Ameaça à Ficha Limpa

As recentes reações às manifestações, que nascem nas redes sociais e tomam as ruas, fazem soar o sinal de alerta. Corremos o risco de perder a oportunidade do respaldo popular para fazer o ajuste do Estado e da política, modernizando todos os setores de nossa atividade econômica, fazendo o país entrar em outro ritmo de desenvolvimento. Tamanha mobilização nos sugere e permite avançar com modelos de transparência, meritocracia, redução de prazos, redução de custos e a criação de instrumentos para o monitoramento social dos compromissos renovados em cada eleição.

A reforma política poderia ser um bom começo. Mas, longe de repensar o funcionamento do Estado, rever o pacto federativo, reduzir a burocracia, aproximar a relação sociedade-Estado, nossos parlamentares sugerem apenas uma reforma eleitoral com ideias que pouco mudarão o sistema.
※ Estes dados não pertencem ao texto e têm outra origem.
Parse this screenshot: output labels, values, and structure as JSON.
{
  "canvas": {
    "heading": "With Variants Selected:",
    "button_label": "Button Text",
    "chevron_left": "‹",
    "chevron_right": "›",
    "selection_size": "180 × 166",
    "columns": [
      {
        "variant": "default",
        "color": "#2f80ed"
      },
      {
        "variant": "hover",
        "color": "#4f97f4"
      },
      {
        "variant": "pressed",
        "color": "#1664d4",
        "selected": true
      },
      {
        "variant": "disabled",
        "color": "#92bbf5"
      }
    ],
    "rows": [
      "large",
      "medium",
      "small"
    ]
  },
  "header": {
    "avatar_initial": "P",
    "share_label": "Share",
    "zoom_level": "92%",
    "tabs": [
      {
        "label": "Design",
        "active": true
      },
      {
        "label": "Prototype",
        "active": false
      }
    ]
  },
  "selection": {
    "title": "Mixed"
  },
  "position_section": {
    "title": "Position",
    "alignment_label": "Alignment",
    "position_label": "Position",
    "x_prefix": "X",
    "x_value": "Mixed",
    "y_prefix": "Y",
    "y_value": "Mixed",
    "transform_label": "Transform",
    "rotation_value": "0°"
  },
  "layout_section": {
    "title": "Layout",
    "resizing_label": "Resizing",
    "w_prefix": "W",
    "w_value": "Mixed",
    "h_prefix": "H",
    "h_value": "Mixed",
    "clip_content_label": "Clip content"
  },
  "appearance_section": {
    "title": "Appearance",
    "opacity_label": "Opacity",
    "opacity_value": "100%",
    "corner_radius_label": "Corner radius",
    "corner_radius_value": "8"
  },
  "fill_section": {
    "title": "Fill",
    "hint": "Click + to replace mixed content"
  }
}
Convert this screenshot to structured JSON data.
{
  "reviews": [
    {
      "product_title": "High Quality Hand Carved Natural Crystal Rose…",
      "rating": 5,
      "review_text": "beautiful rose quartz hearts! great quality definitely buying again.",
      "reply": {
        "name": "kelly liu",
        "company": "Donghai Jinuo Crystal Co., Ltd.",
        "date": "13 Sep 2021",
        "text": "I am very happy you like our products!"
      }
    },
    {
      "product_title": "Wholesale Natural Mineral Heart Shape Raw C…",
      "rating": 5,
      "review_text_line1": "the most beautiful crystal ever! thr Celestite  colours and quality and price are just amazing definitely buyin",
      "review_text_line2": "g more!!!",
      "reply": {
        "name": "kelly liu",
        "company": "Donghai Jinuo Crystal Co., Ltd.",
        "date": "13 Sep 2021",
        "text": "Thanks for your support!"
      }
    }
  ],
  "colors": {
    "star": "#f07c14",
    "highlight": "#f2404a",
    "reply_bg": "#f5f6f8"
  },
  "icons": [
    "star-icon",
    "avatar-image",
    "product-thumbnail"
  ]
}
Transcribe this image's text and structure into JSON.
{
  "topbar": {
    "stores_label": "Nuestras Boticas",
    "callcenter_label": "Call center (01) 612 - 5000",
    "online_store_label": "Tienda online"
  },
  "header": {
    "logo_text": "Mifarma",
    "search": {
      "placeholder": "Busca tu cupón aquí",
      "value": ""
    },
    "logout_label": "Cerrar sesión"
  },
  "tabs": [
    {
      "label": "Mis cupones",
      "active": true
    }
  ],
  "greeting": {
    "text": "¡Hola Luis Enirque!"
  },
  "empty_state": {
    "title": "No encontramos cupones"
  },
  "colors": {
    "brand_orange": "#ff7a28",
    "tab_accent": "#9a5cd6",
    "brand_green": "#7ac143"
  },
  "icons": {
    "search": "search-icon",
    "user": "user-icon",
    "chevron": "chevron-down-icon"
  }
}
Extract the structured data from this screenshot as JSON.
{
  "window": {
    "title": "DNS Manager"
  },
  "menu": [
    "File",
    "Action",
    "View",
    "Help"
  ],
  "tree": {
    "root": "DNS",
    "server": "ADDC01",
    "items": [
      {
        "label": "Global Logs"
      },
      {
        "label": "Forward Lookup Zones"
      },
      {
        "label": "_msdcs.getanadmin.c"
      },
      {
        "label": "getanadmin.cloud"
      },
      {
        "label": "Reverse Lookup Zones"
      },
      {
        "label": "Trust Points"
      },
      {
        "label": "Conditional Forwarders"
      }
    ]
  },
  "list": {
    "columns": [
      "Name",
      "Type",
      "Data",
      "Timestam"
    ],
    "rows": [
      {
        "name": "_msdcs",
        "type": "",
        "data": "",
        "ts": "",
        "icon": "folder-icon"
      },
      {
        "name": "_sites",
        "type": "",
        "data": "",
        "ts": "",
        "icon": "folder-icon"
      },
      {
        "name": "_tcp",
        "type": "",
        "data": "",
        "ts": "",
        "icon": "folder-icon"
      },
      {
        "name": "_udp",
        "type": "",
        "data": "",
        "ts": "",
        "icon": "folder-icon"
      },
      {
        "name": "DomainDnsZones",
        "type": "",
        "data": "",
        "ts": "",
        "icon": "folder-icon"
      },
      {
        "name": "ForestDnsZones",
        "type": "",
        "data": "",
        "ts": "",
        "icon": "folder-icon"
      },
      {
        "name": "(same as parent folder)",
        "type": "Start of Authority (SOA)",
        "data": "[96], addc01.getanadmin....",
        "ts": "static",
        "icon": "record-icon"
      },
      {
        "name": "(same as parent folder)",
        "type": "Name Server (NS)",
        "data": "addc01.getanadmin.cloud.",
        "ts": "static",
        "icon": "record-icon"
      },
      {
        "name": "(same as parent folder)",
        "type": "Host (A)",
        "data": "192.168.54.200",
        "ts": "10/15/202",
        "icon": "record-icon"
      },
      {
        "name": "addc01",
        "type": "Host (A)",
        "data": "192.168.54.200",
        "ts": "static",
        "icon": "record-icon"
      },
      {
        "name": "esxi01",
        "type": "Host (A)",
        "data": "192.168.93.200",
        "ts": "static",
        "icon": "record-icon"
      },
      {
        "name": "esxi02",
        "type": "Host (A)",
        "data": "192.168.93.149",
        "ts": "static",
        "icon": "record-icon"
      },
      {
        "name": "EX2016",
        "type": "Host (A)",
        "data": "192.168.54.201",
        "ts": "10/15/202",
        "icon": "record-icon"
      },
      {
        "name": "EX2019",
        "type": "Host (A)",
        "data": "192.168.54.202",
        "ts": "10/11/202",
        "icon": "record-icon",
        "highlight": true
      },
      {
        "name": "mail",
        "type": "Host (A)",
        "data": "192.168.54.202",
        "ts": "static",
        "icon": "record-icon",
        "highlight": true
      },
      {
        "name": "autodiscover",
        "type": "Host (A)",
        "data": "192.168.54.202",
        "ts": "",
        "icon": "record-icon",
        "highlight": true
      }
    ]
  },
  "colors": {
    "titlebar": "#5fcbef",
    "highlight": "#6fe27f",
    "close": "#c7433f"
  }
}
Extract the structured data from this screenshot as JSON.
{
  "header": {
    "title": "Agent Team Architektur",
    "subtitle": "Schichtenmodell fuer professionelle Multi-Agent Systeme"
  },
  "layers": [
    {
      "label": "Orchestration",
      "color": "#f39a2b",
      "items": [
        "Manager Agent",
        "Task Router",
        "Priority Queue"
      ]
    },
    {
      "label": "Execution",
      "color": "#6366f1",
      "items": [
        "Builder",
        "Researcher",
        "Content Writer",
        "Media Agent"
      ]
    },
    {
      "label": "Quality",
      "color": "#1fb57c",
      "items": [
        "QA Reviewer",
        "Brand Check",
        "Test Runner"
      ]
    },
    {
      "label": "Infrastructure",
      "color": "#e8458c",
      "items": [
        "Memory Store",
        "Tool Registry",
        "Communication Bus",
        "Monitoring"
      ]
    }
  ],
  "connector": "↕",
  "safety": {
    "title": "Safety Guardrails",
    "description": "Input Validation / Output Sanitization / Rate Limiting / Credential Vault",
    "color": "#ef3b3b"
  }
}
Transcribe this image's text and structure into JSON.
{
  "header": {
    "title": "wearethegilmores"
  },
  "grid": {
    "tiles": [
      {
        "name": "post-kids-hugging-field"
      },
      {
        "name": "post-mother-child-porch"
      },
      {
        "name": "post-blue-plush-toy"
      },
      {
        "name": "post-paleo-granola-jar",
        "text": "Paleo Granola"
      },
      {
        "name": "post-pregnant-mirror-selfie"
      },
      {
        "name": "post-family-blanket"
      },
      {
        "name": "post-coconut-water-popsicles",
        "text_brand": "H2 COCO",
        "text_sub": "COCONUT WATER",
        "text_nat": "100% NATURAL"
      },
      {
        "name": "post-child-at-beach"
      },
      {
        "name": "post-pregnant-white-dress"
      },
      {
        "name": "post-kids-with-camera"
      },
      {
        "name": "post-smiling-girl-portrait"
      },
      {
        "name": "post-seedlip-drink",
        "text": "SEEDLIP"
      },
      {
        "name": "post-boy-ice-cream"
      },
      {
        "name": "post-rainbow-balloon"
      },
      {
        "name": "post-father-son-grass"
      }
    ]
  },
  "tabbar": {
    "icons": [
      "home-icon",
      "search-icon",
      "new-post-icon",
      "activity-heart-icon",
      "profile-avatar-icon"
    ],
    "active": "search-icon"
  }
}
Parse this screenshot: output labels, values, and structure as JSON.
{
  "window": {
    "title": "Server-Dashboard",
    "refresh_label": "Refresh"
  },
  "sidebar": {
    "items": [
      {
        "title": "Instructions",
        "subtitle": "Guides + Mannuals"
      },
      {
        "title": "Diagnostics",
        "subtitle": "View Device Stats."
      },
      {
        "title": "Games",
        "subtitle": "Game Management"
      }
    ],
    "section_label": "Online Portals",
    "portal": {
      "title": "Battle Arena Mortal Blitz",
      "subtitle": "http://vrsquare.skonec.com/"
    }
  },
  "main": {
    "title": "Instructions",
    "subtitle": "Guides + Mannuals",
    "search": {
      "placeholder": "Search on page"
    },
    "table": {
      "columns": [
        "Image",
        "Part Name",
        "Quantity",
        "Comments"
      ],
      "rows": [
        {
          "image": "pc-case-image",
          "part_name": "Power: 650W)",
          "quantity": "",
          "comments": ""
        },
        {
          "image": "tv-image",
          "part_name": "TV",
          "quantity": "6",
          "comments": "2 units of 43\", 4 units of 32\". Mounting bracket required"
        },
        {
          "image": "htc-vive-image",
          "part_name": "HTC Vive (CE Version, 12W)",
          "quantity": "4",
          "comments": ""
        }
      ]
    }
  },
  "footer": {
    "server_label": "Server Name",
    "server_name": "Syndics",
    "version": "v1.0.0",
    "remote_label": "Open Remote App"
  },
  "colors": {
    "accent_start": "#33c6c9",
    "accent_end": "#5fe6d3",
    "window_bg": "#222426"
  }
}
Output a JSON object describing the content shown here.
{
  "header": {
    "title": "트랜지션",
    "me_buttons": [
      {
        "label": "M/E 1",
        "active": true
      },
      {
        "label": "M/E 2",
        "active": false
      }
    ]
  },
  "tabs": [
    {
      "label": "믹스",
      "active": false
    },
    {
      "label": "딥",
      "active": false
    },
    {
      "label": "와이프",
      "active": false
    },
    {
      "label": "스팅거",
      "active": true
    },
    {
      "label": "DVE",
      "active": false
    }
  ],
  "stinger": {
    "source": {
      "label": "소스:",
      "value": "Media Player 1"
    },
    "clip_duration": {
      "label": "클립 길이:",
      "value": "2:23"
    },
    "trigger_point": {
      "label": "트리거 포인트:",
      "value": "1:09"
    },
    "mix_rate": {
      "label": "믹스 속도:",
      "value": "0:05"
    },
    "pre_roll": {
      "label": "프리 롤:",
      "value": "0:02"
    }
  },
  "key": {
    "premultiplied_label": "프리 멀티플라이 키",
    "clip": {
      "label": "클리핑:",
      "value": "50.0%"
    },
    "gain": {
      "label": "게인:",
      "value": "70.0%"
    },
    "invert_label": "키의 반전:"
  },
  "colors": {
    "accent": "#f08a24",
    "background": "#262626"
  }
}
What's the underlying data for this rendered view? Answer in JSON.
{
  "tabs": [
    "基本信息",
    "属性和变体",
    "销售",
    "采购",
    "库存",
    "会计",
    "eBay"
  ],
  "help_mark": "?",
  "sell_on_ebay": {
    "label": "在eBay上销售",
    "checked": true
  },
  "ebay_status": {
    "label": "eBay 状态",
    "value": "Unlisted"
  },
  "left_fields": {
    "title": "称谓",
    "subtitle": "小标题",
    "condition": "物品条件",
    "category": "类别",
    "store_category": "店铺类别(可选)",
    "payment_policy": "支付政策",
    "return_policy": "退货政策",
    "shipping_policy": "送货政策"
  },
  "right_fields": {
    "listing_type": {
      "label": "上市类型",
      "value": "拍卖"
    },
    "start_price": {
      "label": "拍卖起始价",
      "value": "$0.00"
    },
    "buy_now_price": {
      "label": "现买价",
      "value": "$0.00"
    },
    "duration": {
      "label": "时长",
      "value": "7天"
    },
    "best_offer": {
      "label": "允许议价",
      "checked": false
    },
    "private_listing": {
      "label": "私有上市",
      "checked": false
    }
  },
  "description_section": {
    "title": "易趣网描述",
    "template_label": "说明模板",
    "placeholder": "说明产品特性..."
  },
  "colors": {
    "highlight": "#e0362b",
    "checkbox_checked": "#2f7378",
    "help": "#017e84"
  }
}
Poderiam ao menos aprovar o voto distrital, que aproximaria eleitores de eleitos, dando mais poder ao povo para influenciar as decisões dos parlamentares durante seus mandatos.

Para piorar a situação, corremos risco de perder o que já conquistamos. O grupo de trabalho da reforma política é coordenado e composto por alguns dos deputados que no início de junho último se reuniram para reduzir a abrangência da inelegibilidade de políticos condenados, garantida pela Lei da Ficha Limpa. Entre outras mudanças, pretendiam mudar a Lei para que as decisões dos Tribunais de Contas precisassem ser referendadas pelo Judiciário ou pelo Parlamento para bloquear candidaturas de políticos com contas tecnicamente rejeitadas. Também estava em pauta a proposta de reduzir o tempo de inelegibilidade de políticos condenados pelos crimes cometidos.

Naquela ocasião, o Movimento de Combate à Corrupção Eleitoral (MCCE), que conquistou milhões de assinaturas para o projeto de criação da Lei da Ficha Limpa, divulgou nota de repúdio. O ex-ministro do Supremo Tribunal Federal Carlos Ayres Britto reprovou a proposta de alteração: "As Câmaras (legislativas) não emitem juízo técnico. A decisão das Câmaras é de conveniência e de oportunidade. Obedece a critérios exclusivamente políticos. Do ponto de vista da depuração ética dos costumes político-administrativos, acho um lamentável retrocesso. Do ponto de vista da pura juridicidade, é um tremendo equívoco." A imprensa denunciou a manobra, e os deputados recuaram.

Em 2012 a Lei da Ficha Limpa deixou sem mandato milhares de candidatos e políticos ficha-sujas. Muitos deles nem se atreveram a disputar o pleito. Foi um avanço que não podemos permitir retroceder.

Fiquemos atentos para cobrar e garantir o que já conquistamos, pois os mesmos parlamentares que atuaram em junho para reduzir a abrangência da Ficha Limpa podem aproveitar o momento desses ajustes e aprovar novas regras eleitorais que afastarão mais ainda os políticos dos interesses da sociedade.